Secara umum, jika dianalisis lebih mendalam, terdapat
beberapa perbedaan yang mendasar di lingkungan NU dan Muhammadiyah, yang
kemudian berimplikasi pada munculnya jarak antara keduanya. Beberapa perbedaan
di bawah ini merupakan telaah penulis pada fenomena dan pola pikir yang
dimiliki oleh kedua organisasi Islam tersebut.
Pertama, pada
dasarnya NU merupakan bentuk organisasi keagamaan, yang lahir atas pergolakan
paham keagamaan di kalangan umat Islam. Telah lazim diketahui bahwa NU dibentuk
karena munculnya gerakan wahabi, yakni pengikut Muhammad bin Abdul Wahab dari
Nejed. Gerakan wahabi tersebut berhasil mengkudeta daerah Saudi Arabia dari
tangan khilafah Turki Usmani. Gerakan ini banyak membunuh orang yang dipandang
“kafir” dan melarang pemikiran madzhab empat untuk diajarkan di wilayah Hijaz
(Makkah dan Madinah) padahal sebelumnya para ulama dari madzhab empat bebas
memberikan pengajian di daerah Hijaz. Gerakan wahabi juga masuk ke Indonesia. Setelah
melihat adanya “paham berbahaya” wahabi, akhirnya ulama-ulama tradisionalis di
bumi nusantara ini menyikapinya dengan mendirikan organisasi yang bernama Nahdhotul
Ulama. Sukses terbesar organisasi ini adalah batalnya penghancuran makam Nabi Muhammad
saw. yang sebelumnya direncanakan hendak dihancurkan oleh orang-orang wahabi
sebagaimana makam-makam lainnya.
Sementara itu, Muhammadiyah pada dasarnya merupakan
organisasi sosial yang berupaya meningkatkan kemaslahatan hidup umat Islam yang
pada saat itu sedang mengalami penindasan oleh para penjajah. Kelahiran Muhammadiyah
pun banyak dipengaruhi oleh persentuhan dengan konteks imperialisme penjajahan
Belanda. Dengan pola pemikiran sebagai organisasi sosial tersebut, tidak
mengherankan jika Muhammadiyah mendirikan banyak rumah sakit, panti asuhan, sekolah,
dan perguruan-perguruan tinggi yang sangat populer hingga saat ini. Jika
melihat sejarah sosok KH. Ahmad Dahlan sebagai pendiri Muhammadiyah sendiri, ayat
yang diajarkan olehnya secara berulang-ulang adalah surat al-Ma’un yang merupakan
salah satu ayat yang berbicara mengenai hal-hal yang bersifat sosial.

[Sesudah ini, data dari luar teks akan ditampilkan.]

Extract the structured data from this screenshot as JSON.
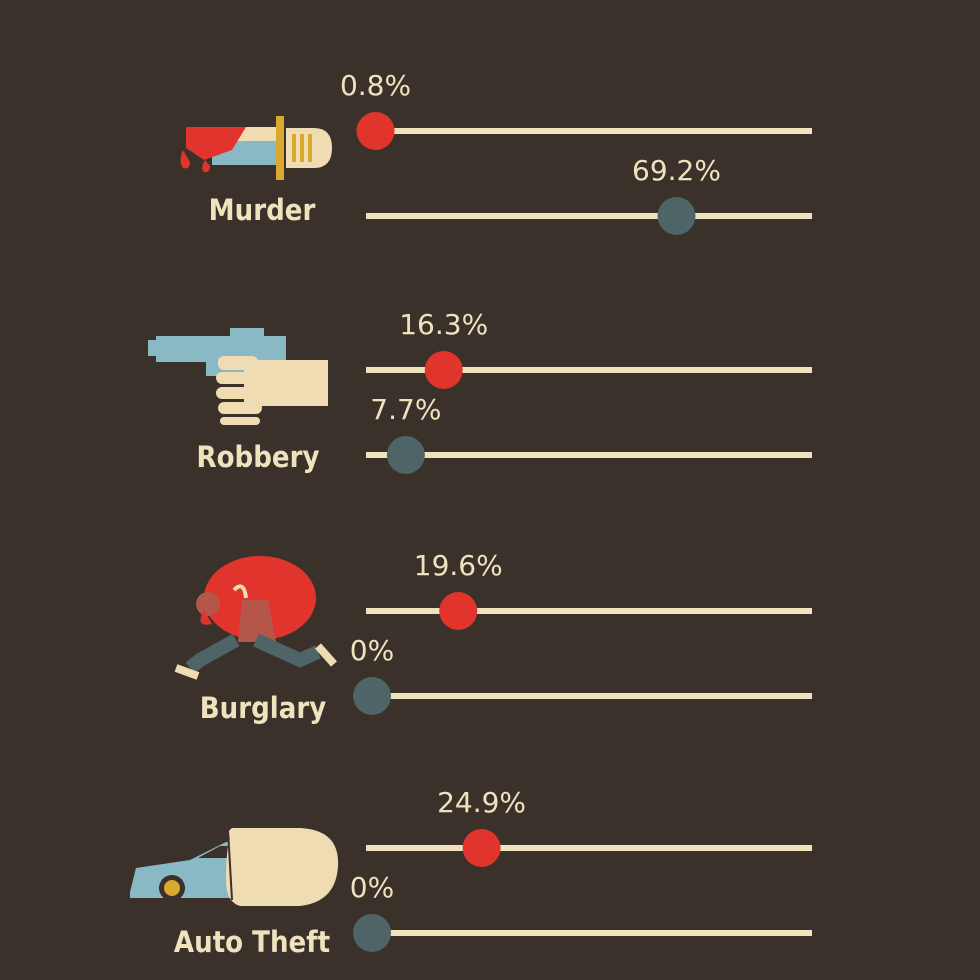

Kedua, Nahdhotul Ulama sangat mengedepankan sisi tasawuf.
Dalam tradisi di kalangan NU, tasawuf merupakan aspek yang sangat ditonjolkan,
dan dimanisfestasikan dengan adanya tarekat-tarekat yang mu’tabarah.

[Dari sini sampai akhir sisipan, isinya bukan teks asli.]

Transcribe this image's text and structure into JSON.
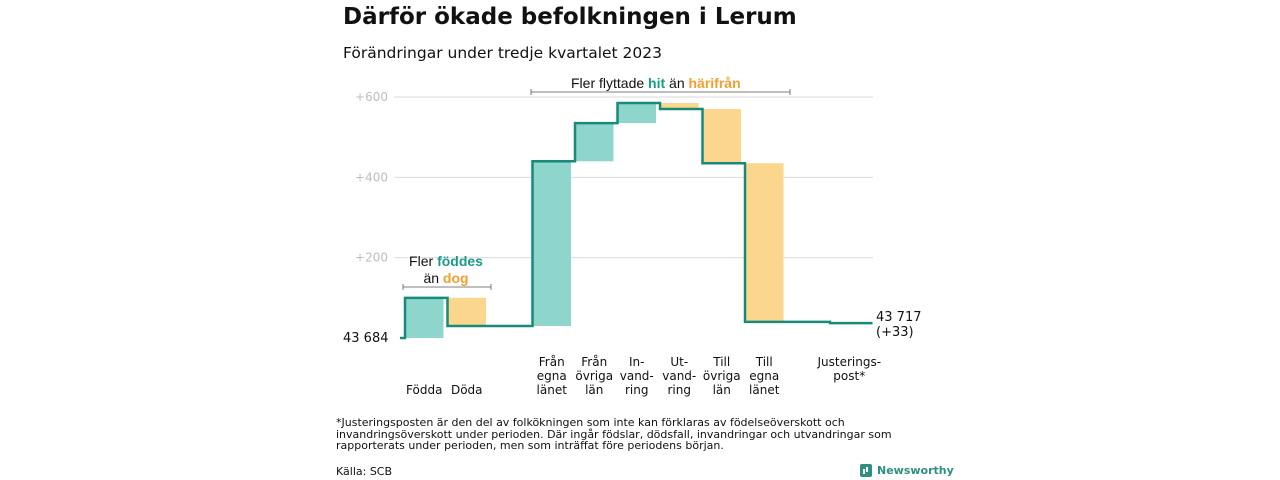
{
  "title": "Därför ökade befolkningen i Lerum",
  "subtitle": "Förändringar under tredje kvartalet 2023",
  "annotations": {
    "group1_prefix": "Fler",
    "group1_green": "föddes",
    "group1_mid": "än",
    "group1_orange": "dog",
    "group2_prefix": "Fler flyttade",
    "group2_green": "hit",
    "group2_mid": "än",
    "group2_orange": "härifrån"
  },
  "footnote": "*Justeringsposten är den del av folkökningen som inte kan förklaras av födelseöverskott och invandringsöverskott under perioden. Där ingår födslar, dödsfall, invandringar och utvandringar som rapporterats under perioden, men som inträffat före periodens början.",
  "source": "Källa: SCB",
  "brand": "Newsworthy",
  "colors": {
    "increase": "#8ed5cc",
    "decrease": "#fbd68d",
    "line": "#178a7a",
    "grid": "#d9d9d9",
    "tick": "#bdbdbd"
  },
  "chart_data": {
    "type": "waterfall",
    "start_label": "43 684",
    "end_label": [
      "43 717",
      "(+33)"
    ],
    "start_value": 0,
    "ylim": [
      0,
      600
    ],
    "ytick_values": [
      200,
      400,
      600
    ],
    "ytick_labels": [
      "+200",
      "+400",
      "+600"
    ],
    "grid": true,
    "steps": [
      {
        "label": [
          "Födda"
        ],
        "delta": 100,
        "kind": "increase"
      },
      {
        "label": [
          "Döda"
        ],
        "delta": -70,
        "kind": "decrease"
      },
      {
        "label": [
          ""
        ],
        "delta": 0,
        "kind": "gap"
      },
      {
        "label": [
          "Från",
          "egna",
          "länet"
        ],
        "delta": 410,
        "kind": "increase"
      },
      {
        "label": [
          "Från",
          "övriga",
          "län"
        ],
        "delta": 95,
        "kind": "increase"
      },
      {
        "label": [
          "In-",
          "vand-",
          "ring"
        ],
        "delta": 50,
        "kind": "increase"
      },
      {
        "label": [
          "Ut-",
          "vand-",
          "ring"
        ],
        "delta": -15,
        "kind": "decrease"
      },
      {
        "label": [
          "Till",
          "övriga",
          "län"
        ],
        "delta": -135,
        "kind": "decrease"
      },
      {
        "label": [
          "Till",
          "egna",
          "länet"
        ],
        "delta": -395,
        "kind": "decrease"
      },
      {
        "label": [
          ""
        ],
        "delta": 0,
        "kind": "gap"
      },
      {
        "label": [
          "Justerings-",
          "post*"
        ],
        "delta": -3,
        "kind": "decrease"
      }
    ]
  }
}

Tarekat-tarekat tersebut merupakan sarana seseorang untuk bisa lebih
mendekatkan diri pada Allah, sekaligus sebagai sarana untuk mencapai hakikat
setelah seseorang telah berputar-putar di wilayah syariat. Dengan pola pikir seperti
ini, Nahdhotul Ulama mempunyai pemikiran-pemikiran yang bercorak mistik,
seperti konsep wali dengan berbagai tingkatannya, dari wali yang “sedikit aneh”

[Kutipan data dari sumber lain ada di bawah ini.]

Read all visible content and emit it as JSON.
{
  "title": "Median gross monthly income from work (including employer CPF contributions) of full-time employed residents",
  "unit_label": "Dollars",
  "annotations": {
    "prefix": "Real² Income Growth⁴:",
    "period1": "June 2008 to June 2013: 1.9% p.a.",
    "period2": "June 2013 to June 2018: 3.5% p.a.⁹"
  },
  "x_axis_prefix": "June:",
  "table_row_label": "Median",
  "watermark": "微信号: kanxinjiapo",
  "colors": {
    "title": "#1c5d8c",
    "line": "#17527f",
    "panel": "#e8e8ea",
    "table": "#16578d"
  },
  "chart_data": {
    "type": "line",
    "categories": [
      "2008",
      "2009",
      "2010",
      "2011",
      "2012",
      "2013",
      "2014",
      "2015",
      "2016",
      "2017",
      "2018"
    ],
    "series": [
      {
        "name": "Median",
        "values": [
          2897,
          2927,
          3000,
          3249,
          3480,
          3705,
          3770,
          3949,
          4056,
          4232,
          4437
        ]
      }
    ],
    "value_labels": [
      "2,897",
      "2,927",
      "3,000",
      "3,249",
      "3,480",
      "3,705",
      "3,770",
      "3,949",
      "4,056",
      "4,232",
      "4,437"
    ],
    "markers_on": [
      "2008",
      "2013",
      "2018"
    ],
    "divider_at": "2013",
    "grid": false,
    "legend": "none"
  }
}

hingga yang “paling aneh” sekalipun, ada pula hubungan langsung antara ulama
yang sudah meninggal dengan ulama yang masih hidup yang dipercayai oleh kalangan
NU. Dengan pola pikir yang simplisitis, epistemologi yang banyak berkembang di
lingkungan Nahdhotul Ulama adalah epistemologi irfani, dengan dzauq, intuisi,
rasa sebagai alatnya.
Sementara itu, di lingkungan Muhammadiyah lebih dikedepankan
sisi rasionalitasnya, Hal-hal yang dianggap oleh kaum Nahdhiyyin sebagai sesuatu
yang dapat diterima eksistensinya, seperti konsep wali dengan berbagai
tingkatannya tidak diamini oleh kalangan Muhammadiyah. Mereka menganggap bahwa fenomena
tersebut dan yang semisal kurang rasional dan cenderung mencampuradukkan ajaran
Islam dengan ajaran di luar Islam. Seharusnya ajaran Islam yang dijalankan oleh
seorang muslim harus murni tanpa disertai dengan hal-hal yang berbau mistik
sebab bisa menyebabkan ia terjatuh pada penyakit TBC (Tahayul, Bid’ah, Churafat).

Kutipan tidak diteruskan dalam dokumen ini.